Nachdem Thomas Bellut angekündigt hatte, nicht für eine dritte Amtsperiode kandidieren zu wollen, wurde sogleich ZDF-Programmdirektor Norbert Himmler als De-facto-Nachfolger gehandelt. Dies soll dem Vernehmen nach Teile des Fernsehrats veranlasst haben, mindestens eine weitere in Frage kommende Person für den Leitungsposten zu suchen, am besten eine Frau. Tina Hassel hat dann signalisiert, für das Intendantenamt beim ZDF antreten zu wollen. In der bisherigen ZDF-Geschichte gab es noch nie eine Frau an der Spitze des Senders.

Intendantenwahl im Livestream

Offiziell nominiert für die Intendantenwahl ist aber bisher weder Norbert Himmler noch Tina Hassel. Wer dem ZDF-Fernsehrat zur endgültig zur Wahl vorgeschlagen wird, darüber will das erweiterte Präsidium des Gremiums in seiner Sitzung am 15. Juni in Mainz befinden. Das erweiterte Präsidium hat die Aufgabe, die Intendantenwahl vorzubereiten (als sogenannter Personalausschuss). Das Präsidium hat insgesamt zehn Mitglieder. Neben der Fernsehratsvorsitzenden sind dies noch ihre drei Stellvertreter und die sechs Ausschussvorsitzenden.

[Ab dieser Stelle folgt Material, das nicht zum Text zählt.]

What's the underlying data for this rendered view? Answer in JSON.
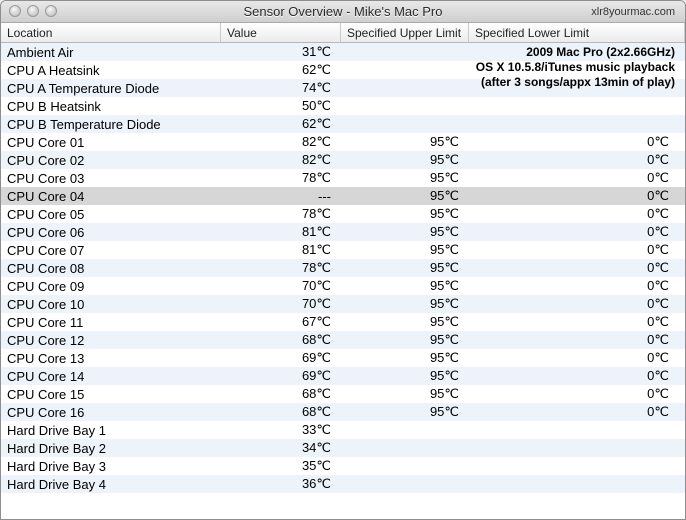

In der Präsidiumssitzung am 15. Juni soll dann auch entschieden werden, ob angesichts der Corona-Pandemie die Intendantenwahl in einer Präsenzsitzung des Fernsehrats am 2. Juli in Mainz stattfinden kann. Angestrebt wird, die Wahl an diesem Tag abzuhalten. Fernsehratsmitglied Leonhard Dobusch twitterte, nachdem der SZ-Bericht erschienen war, er habe sich mit anderen Fernsehratsmitgliedern dafür eingesetzt, dass die Kandidaten für die Intendantenwahl „aufgefordert werden, ihre Vorstellungen über die Zukunft des ZDF auch im Rahmen eines Konzeptpapiers zu verschriftlichen. Diese Konzepte“, so Dobusch, „sollten gegen Mitte Juni vorliegen.“

Abzuwarten bleibt, ob diese Konzeptpapiere auch veröffentlicht werden, so dass sie vor dem Wahltermin zugänglich sind. Möglicherweise wird sich das erweiterte Fernsehratspräsidium am 15. Juni mit dieser Frage ebenfalls befassen. Die Fernsehratsvorsitzende Marlehn Thieme hatte jedenfalls bei dem Pressegespräch am 18. Mai mit Blick auf die anstehende Intendantenwahl gesagt, dass ihr „die Transparenz des Verfahrens ein besonderes Anliegen“ sei. Fest steht bereits, dass die ZDF-Intendantenwahl im Fernsehrat, sollte sie am 2. Juli stattfinden können, an diesem Tag dann auch via Livestream zu verfolgen sein wird. Im Jahr 2020 hatte der Fernsehrat beschlossen, seine Geschäftsordnung so zu ändern, dass wesentliche Sitzungen, darunter die mit einer Intendantenwahl, im Internet übertragen werden (vgl. MK-Meldung).